Maar de Terroristen zijn inmiddels al bekend met het fenomeen moord. In de korte tijd dat we hier zitten heeft ons katten-duo een spoor van dood en verderf achtergelaten. In de eerste week vonden we een uiteengereten marter op de stoep en gisteren heb ik vruchteloze pogingen gedaan een worstelende muis uit de kaken van kat nr. 1 te bevrijden. De Terroristen moesten ondertussen lijdzaam toezien hoe de ingewanden van het beest uit zijn buikje zakten. Als klap op de vuurpijl kwam kat nr. 2 vanmorgen aanzetten met een babykonijntje. Woest schreeuwen had geen zin, onderhandelen ook niet, het gewetenloze roofdier sleepte het nog stuiptrekkende bolletje wol mee het veld in. Terrorist nr. 1 was nog enigszins geschokt en zei vertwijfeld: “Dat is niet zo lief van de kat, hè mama?”, maar Terrorist nr. 2 haalde haar schouders op, sprak de verontrustende woorden: “Dat was grappig” en ging vervolgens over tot de orde van de dag. Ik begin me ernstig af te vragen wat het platteland voor invloed heeft op mijn kinderen. We hebben het konijnenhol maar dicht gegooid, in de hoop dat die beesten zich ergens in het bos uitgraven. Wat mij betreft hebben de Terroristen hun portie live liquidaties wel gehad.

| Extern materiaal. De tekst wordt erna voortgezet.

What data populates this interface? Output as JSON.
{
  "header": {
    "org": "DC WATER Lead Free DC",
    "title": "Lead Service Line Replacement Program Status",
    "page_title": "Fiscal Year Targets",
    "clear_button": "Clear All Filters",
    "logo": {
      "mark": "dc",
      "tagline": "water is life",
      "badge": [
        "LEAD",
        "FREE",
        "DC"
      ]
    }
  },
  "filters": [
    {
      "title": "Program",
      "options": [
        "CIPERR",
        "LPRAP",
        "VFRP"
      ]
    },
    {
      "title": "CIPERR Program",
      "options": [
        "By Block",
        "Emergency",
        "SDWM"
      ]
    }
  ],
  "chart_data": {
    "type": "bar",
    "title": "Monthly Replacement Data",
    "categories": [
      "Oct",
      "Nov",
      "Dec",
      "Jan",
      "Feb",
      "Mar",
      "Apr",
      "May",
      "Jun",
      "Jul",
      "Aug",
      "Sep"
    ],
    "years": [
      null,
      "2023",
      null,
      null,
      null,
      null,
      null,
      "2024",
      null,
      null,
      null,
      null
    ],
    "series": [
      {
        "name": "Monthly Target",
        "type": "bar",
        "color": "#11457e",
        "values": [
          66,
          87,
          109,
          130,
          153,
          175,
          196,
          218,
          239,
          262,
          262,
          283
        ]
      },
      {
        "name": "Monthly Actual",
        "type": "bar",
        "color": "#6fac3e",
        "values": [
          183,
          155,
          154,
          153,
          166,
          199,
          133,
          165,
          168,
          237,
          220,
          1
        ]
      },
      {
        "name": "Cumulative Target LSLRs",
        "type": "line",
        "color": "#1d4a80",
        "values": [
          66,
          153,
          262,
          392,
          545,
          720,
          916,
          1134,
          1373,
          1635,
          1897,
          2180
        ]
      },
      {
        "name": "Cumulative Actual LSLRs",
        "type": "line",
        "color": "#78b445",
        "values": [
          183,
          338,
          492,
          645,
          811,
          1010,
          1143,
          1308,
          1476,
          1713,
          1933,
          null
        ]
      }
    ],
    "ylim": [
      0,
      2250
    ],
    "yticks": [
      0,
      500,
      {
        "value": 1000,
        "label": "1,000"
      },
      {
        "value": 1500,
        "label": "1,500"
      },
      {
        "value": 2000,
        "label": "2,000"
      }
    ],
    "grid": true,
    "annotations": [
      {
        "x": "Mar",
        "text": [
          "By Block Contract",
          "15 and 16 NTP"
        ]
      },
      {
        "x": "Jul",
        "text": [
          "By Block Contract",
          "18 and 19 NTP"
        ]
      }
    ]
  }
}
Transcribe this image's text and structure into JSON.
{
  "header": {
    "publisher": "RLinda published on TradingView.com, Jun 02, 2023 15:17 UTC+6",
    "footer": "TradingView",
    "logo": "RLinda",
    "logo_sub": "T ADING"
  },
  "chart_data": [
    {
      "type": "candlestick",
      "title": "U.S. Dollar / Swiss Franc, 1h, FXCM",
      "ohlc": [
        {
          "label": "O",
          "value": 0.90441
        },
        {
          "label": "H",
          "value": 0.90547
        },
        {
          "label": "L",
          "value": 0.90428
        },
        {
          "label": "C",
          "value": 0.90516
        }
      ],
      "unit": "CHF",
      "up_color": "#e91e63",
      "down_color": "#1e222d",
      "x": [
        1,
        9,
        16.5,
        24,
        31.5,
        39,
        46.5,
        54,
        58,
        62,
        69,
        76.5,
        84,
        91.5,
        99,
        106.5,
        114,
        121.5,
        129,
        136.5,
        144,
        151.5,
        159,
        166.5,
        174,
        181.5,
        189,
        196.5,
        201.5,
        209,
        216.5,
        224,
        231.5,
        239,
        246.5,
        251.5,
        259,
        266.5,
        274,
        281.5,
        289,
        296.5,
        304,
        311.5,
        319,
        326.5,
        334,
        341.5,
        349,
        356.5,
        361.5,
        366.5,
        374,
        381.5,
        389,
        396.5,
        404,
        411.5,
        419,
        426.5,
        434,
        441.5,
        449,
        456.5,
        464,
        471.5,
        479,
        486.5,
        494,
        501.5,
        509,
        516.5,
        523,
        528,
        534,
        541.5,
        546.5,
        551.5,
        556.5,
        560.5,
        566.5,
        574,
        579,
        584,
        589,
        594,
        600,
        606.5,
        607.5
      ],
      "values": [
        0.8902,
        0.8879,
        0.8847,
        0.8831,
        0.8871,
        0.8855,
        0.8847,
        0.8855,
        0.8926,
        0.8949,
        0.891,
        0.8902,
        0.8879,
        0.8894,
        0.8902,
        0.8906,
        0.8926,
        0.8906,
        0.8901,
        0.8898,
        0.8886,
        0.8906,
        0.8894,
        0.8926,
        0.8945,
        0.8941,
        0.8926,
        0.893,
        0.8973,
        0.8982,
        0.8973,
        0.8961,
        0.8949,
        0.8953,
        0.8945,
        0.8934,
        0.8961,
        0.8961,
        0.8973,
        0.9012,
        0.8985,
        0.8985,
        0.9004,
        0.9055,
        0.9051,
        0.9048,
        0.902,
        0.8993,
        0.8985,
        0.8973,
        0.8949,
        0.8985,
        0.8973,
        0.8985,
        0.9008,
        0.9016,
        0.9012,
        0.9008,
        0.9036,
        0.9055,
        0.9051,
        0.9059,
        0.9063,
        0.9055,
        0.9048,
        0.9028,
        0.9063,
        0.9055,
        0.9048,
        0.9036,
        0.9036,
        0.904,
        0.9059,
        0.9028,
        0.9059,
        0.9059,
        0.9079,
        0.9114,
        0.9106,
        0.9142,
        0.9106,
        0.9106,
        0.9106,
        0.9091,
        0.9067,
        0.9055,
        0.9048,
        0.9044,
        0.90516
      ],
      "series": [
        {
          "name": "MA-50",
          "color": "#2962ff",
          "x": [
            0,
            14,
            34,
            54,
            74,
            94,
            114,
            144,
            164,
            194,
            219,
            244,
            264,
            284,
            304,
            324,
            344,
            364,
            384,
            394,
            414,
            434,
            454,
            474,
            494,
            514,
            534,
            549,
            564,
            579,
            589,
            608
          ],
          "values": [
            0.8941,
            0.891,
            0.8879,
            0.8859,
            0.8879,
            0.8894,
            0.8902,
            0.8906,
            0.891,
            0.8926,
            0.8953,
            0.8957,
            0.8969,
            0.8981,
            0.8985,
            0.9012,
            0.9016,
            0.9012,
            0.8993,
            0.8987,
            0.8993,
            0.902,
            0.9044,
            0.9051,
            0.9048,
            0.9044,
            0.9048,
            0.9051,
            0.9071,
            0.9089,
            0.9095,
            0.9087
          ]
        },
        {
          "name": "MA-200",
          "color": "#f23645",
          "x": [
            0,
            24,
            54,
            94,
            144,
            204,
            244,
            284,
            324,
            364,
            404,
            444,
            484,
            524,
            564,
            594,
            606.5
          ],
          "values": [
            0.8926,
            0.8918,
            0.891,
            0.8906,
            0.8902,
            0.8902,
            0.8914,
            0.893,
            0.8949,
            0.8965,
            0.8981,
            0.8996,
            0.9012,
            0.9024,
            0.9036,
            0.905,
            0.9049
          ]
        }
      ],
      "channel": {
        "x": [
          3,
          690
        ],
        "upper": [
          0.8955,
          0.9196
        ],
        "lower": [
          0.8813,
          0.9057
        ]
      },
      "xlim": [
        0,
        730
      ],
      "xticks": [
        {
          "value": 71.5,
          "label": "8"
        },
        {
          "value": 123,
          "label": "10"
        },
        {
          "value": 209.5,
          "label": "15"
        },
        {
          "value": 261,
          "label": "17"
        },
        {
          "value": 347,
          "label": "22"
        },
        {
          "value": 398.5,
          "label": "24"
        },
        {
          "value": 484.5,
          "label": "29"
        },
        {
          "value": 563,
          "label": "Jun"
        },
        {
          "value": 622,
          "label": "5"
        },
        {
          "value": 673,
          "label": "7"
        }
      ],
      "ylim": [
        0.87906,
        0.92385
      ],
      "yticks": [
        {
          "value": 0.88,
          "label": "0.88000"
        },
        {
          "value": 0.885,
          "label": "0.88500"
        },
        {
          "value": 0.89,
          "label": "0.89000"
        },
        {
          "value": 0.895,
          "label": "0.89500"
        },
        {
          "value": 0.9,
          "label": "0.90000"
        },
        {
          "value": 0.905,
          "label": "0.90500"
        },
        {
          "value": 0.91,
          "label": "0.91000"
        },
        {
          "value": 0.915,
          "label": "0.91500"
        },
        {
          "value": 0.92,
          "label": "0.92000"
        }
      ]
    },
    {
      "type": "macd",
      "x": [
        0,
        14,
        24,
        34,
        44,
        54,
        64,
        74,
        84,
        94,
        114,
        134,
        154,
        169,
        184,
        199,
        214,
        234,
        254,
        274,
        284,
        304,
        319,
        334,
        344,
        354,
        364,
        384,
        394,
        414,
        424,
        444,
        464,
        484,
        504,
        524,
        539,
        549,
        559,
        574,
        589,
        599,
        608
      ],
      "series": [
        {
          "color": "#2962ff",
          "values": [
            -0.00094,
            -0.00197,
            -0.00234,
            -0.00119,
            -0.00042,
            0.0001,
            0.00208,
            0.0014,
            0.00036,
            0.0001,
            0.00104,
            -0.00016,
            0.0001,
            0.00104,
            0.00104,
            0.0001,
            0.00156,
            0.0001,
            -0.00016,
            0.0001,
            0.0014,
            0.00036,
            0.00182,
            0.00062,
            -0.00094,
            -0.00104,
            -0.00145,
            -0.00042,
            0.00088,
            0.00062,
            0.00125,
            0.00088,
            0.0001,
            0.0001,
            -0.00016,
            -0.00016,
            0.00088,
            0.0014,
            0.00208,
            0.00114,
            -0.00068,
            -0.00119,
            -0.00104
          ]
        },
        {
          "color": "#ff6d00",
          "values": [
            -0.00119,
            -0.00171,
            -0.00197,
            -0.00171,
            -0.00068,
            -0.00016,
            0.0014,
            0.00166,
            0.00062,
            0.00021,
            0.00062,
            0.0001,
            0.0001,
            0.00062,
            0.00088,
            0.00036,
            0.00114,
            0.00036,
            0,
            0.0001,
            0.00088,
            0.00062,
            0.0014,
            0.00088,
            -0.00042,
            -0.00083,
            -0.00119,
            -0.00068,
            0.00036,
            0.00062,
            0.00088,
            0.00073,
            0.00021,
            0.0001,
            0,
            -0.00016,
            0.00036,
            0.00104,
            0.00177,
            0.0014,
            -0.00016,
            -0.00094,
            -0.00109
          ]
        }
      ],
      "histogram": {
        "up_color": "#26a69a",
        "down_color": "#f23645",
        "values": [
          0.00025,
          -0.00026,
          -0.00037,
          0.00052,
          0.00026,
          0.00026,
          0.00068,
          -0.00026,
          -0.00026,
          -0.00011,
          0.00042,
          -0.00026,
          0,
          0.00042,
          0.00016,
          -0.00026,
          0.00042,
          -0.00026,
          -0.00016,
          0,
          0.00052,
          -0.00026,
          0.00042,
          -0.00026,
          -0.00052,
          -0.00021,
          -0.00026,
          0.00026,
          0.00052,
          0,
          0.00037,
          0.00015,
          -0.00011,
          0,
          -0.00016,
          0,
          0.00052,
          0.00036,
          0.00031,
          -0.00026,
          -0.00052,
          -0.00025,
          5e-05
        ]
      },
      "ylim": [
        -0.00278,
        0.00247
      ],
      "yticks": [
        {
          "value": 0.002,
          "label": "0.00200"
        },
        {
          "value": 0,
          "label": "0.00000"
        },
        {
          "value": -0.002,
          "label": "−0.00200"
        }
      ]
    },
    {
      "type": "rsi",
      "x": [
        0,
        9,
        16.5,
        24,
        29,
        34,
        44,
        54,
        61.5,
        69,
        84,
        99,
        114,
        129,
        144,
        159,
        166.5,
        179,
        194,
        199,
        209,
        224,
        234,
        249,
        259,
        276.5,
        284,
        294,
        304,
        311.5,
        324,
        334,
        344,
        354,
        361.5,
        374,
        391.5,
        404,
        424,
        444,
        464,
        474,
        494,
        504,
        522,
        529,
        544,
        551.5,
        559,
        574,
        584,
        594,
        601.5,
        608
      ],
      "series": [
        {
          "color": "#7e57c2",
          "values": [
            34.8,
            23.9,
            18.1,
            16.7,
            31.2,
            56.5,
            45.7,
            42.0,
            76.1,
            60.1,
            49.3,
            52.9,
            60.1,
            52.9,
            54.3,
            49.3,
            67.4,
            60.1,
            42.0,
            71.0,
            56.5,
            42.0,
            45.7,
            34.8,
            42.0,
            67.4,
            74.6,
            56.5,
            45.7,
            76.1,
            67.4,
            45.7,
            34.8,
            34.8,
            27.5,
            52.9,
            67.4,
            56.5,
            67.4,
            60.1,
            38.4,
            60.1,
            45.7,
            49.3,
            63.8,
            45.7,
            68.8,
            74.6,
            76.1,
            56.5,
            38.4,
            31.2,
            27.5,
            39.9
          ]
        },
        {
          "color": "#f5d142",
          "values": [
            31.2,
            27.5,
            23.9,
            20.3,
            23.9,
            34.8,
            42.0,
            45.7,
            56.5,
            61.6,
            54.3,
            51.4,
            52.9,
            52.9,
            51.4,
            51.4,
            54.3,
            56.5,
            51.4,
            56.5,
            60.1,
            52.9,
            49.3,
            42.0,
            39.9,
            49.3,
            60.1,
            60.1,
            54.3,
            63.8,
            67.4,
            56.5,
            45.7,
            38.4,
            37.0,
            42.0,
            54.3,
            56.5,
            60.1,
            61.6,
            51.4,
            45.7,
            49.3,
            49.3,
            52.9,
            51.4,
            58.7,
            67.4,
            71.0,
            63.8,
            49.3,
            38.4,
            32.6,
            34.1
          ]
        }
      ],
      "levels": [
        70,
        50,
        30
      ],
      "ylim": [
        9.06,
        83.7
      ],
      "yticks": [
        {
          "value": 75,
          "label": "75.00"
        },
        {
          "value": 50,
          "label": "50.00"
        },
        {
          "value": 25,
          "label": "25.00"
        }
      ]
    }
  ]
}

June7_2014_1Je kunt je ook afvragen wat je liever hebt: boze, dronken Ajax-supporters in de metro, of agressieve roofvogels boven je huis. In Amsterdam pak je gewoon een dagje de fiets als er gevoetbald wordt, of je stopt een busje pepperspray in je handtas. Maar drie onheilspellend rondcirkelende buizerds terwijl jij in je tuin cappuccino zit te drinken is toch een ander verhaal. Van m’n vliegenmepper zijn ze waarschijnlijk niet onder de indruk en ik schat ze wel zo groot in dat ze op z’n minst Terrorist nr. 2 kunnen ontvoeren als we ze kwaad maken. Sowieso heb ik het niet zo op grote vogels, doe mij maar liever een rood aangelopen, kotsende Brit op het Leidseplein. Dat vind ik minder angstaanjagend.

Ik vrees dus dat mijn kinderen gedoemd zijn op te groeien voor galg en rad, of op zijn minst een paar keer per jaar op de EHBO belanden met ernstige verwondingen door Achterhoeks wildlife. En dat allemaal omdat ik mijn eigen trauma’s op mijn kroost heb geprojecteerd. Het is nu slechts wachten op de dag dat ze eigen gestookte alcohol of zelf gekweekte wiet staan te dealen in het koolzaad. Of minstens bij de psychiater zitten omdat ze op volwassen leeftijd in hun slaap nog steeds de kreten van de roofvogels horen. En eerlijk is eerlijk: dan stelt een lijk uit de Amsterdamse grachten vissen natuurlijk helemaal niks voor.